A book I read that deals with time travel and the paradoxes that come with it is "Up The Line" by Robert Silverberg, written in the late 60's. Being from the 60's, it has a lot of hippie free love, and drug usage influences, but overall a good story. Silverberg covers a heck of a lot of paradoxes and rules about time travel that I hadn't really even considered at the time before I read the book:
"Accumulation Paradox": The book uses the example of Christ's Crucifixion, and you avoided it in your game by making the player invisible... If a person visits the same event in time many times, would every version of that person already be there? or does it accumulate after each trip. In other words: if Christ's Crucifixion was a "hot spot" for time tourists, and they kept going back there over and over again, eventually there would be hundreds of thousands of people all standing around watching the event, though history has not recorded such a mass of people being there at the time. It's explained better in the book
"Transit Displacement Paradox": This was used in the book as a sort of loophole to prevent the main character from instantly being altered by his actions. This just simply states that when a time traveler is not in his "present time" he is not in his own "time matrix" and is protected by a "temporal bubble" that conserves his history, despite how his new present has now changed.

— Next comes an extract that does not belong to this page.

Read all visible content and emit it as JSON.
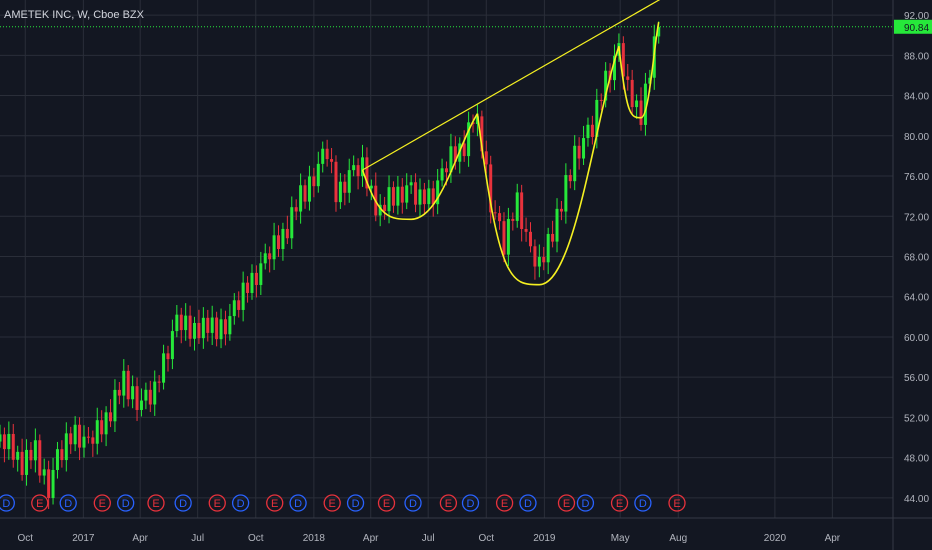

"Discontinuity Paradox": Happens when you bump into someone that left from a future time than you did, and thus knows more about you and your future than you do. This can also work in reverse when you run into someone that is from a past present, with whom you haven't technically met yet.
"Duplication Paradox": This one's a doosey

It happens when you interrupt the past and thus create a duplicate of yourself. An example of this would be to stop yourself from traveling through time. Since you didn't travel through time, the version of you that stopped you from time traveling shouldn't exist, but using the "Transit Displacement Paradox," there is no paradox and you don't vanish until you return to your present time.
"Final Paradox": The paradox that in changing history that will prevent time travel from being invented.
There's some others but I can't recall them at this time.
I have made a prototype "Paradox Simulator" but as of this moment, it is only in a beta stage. It runs in a DOS window, and is a bit clunky, but I one day hope to do it in either 3D or at the very least in 2D. Basically all this does is allow you to move a small circle in an enclosed rectangle, and travel to any time you want. "Time" is indicated by integer numbers. So you start off at 0 (zero) and can go to any number above that... 234, 5, 42, etc. and back again. Give it a try. You'll get a sense of deja vu from playing it once you start noticing that there are 20 different versions of yourself in the same space at once. And I haven't really programmed it to do anything when you bump into your past self other than destroy the universe
Make sure it's in its own folder, because it'll create about 20 text files used to record player movement and it's a pain to have to find them in a bunch of other files if you didn't put the program into its own folder.